Weihnachten Hören Als aus Glocken fast Kanonen wurden

Mettmann · Im Zweiten Weltkrieg sollten die Glocken von St. Lambertus eingeschmolzen werden. Nach dem Krieg wurden sie in Hamburg wieder gefunden und zurück nach Mettmann gebracht. Früher wurde mit den Glocken vor Sturm und Feuer gewarnt.

 Von der im 12. Jahrhundert erbauten großen romanischen Kirche St. Lambertus existieren heute noch der Turm, vier Glocken und das Taufbecken. Herbert Füngers kümmert sich im Kirchenvorstand um die Sicherheit.
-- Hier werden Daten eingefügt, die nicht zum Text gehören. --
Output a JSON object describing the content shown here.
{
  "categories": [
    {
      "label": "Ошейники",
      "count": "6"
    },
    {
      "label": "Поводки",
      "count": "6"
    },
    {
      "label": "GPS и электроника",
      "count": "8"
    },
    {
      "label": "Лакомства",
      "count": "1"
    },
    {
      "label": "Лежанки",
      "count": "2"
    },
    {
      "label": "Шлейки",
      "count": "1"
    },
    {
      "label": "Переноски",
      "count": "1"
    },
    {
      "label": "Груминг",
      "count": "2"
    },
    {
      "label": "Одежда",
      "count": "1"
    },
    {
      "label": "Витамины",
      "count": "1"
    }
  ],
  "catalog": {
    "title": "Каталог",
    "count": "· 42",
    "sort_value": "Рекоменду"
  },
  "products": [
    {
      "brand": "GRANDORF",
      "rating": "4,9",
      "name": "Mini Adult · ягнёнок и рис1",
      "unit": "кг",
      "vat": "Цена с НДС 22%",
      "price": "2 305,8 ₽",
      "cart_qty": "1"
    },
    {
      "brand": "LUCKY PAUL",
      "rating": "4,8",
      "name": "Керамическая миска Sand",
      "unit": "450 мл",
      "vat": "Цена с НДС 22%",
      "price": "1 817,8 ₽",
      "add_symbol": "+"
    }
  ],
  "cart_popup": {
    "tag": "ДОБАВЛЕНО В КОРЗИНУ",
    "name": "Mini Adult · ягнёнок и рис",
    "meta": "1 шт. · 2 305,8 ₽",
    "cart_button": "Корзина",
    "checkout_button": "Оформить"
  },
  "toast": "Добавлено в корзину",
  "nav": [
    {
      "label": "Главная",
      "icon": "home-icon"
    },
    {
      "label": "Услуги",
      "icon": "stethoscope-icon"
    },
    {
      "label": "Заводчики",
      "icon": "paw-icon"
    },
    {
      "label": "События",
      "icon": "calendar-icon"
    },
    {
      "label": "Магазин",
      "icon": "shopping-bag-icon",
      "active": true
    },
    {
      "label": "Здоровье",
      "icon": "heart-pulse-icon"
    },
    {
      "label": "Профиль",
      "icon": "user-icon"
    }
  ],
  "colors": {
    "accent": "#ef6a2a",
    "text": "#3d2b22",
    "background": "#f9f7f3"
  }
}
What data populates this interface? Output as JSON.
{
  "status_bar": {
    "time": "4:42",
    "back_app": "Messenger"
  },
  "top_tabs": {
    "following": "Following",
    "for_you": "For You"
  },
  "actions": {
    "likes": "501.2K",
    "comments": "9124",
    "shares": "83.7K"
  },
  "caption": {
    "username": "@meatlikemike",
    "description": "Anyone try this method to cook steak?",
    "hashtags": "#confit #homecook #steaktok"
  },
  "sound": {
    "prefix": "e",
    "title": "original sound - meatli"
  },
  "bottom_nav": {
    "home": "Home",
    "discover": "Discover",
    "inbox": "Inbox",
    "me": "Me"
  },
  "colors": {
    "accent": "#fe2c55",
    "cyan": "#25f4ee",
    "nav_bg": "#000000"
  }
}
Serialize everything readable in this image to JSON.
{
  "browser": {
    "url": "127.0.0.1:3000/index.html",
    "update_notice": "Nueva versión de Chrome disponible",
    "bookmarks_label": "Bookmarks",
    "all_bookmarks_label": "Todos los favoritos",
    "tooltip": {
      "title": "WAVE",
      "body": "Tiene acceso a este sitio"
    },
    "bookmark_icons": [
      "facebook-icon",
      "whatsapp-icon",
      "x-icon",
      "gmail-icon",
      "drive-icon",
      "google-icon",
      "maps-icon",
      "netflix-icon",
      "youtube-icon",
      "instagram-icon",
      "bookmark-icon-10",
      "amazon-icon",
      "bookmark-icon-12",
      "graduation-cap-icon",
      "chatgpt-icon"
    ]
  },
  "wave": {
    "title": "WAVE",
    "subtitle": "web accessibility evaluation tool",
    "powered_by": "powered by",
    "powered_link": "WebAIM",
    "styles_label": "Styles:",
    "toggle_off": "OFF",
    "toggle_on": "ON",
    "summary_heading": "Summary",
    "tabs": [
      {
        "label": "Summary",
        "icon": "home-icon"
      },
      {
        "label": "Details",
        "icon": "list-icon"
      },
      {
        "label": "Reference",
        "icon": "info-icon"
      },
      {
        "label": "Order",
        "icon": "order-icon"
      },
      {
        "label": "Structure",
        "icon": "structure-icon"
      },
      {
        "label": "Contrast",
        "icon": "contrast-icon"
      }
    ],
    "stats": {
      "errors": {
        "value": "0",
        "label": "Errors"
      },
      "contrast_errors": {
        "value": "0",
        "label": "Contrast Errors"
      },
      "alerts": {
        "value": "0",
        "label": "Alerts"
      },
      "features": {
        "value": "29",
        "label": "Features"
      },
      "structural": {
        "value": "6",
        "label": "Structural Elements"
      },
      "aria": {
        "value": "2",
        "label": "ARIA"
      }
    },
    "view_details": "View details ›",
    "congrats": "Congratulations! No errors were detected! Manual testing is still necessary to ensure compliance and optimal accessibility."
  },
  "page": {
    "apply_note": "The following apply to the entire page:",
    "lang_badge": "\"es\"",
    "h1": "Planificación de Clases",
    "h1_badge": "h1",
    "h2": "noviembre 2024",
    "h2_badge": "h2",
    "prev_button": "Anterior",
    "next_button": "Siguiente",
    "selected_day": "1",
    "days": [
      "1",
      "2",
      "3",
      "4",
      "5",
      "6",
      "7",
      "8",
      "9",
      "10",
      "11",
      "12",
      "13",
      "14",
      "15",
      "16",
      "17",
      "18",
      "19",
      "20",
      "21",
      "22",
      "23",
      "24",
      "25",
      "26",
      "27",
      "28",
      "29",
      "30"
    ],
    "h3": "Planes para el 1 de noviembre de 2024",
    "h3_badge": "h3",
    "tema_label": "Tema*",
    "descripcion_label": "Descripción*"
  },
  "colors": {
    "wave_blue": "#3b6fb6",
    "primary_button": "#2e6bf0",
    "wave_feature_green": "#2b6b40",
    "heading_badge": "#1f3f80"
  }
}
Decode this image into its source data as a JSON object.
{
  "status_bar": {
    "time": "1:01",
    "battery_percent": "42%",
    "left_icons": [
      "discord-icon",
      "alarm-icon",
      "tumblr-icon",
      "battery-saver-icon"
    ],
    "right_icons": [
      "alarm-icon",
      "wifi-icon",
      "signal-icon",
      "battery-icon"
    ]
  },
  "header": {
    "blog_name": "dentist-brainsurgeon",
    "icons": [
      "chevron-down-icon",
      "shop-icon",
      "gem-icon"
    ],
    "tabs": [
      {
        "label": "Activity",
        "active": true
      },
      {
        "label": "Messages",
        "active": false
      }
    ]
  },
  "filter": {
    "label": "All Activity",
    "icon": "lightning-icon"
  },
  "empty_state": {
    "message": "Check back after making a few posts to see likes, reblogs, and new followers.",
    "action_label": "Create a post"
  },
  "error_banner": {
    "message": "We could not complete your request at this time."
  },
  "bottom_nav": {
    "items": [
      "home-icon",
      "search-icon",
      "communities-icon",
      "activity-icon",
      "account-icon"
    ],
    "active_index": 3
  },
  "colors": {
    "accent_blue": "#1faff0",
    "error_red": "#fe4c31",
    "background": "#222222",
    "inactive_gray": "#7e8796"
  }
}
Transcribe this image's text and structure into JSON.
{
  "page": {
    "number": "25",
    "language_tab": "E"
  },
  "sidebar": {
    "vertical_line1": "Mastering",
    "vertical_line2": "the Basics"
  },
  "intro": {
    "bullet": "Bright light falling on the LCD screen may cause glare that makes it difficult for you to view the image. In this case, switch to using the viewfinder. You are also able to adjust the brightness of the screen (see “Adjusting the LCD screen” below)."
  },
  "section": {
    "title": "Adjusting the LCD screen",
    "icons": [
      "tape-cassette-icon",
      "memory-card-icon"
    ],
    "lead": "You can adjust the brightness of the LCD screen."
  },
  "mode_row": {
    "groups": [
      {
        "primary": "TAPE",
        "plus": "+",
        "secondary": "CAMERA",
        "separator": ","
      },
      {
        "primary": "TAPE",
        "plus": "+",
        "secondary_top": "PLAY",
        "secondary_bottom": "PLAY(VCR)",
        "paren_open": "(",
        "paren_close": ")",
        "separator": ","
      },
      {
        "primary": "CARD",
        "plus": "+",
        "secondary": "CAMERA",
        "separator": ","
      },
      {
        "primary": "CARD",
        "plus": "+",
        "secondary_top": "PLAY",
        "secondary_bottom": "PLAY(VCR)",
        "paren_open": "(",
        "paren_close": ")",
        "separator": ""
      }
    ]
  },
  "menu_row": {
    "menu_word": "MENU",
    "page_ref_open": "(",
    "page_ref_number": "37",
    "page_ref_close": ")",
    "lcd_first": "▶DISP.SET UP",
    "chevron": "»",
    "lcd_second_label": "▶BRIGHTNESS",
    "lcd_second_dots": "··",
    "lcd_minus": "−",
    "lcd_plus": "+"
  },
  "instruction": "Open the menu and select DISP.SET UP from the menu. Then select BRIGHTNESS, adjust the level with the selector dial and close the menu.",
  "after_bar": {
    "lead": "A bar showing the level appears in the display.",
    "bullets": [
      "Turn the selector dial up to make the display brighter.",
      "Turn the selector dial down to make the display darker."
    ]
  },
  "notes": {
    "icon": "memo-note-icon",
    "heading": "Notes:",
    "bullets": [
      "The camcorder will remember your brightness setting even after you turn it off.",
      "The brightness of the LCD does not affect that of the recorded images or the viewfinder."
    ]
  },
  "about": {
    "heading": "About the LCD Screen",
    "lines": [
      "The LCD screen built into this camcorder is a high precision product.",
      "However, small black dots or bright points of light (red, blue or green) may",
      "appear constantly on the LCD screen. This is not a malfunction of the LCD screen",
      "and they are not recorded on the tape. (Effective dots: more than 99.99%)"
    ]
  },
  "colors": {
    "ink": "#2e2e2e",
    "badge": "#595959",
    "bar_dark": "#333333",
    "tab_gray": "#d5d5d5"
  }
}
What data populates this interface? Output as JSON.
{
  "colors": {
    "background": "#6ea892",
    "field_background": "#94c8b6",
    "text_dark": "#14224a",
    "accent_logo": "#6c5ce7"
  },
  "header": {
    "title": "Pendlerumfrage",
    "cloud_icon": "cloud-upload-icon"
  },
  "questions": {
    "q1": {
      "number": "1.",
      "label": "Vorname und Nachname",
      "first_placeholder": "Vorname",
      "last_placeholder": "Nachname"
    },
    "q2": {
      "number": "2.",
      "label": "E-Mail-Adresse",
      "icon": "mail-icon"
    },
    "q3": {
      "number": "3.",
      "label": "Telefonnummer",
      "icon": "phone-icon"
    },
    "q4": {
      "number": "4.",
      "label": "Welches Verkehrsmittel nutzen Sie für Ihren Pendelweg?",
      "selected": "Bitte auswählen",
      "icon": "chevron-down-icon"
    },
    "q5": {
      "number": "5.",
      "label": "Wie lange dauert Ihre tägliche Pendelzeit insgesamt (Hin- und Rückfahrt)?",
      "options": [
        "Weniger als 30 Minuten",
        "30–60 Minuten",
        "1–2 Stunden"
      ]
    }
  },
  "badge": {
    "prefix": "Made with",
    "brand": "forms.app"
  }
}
Von der im 12. Jahrhundert erbauten großen romanischen Kirche St. Lambertus existieren heute noch der Turm, vier Glocken und das Taufbecken. Herbert Füngers kümmert sich im Kirchenvorstand um die Sicherheit.

Foto: Dietrich Janicki

METTMANN Sie lassen Jahrhunderte anklingen. Wenn wir sie heute läuten hören, können wir uns an so vieles erinnern, was in dieser Zeit die Stadtgeschichte geprägt hat. Und auch daran dürfen wir denken: Dass uns die Glocken von St. Lambertus mit ihrem Klang erfreuen, gleicht einem Wunder.

 Nach dem Krieg wurde die Glocke wieder nach Mettmann zurückgebracht. Die Bevölkerung nahm regen Anteil.

Nach dem Krieg wurde die Glocke wieder nach Mettmann zurückgebracht. Die Bevölkerung nahm regen Anteil.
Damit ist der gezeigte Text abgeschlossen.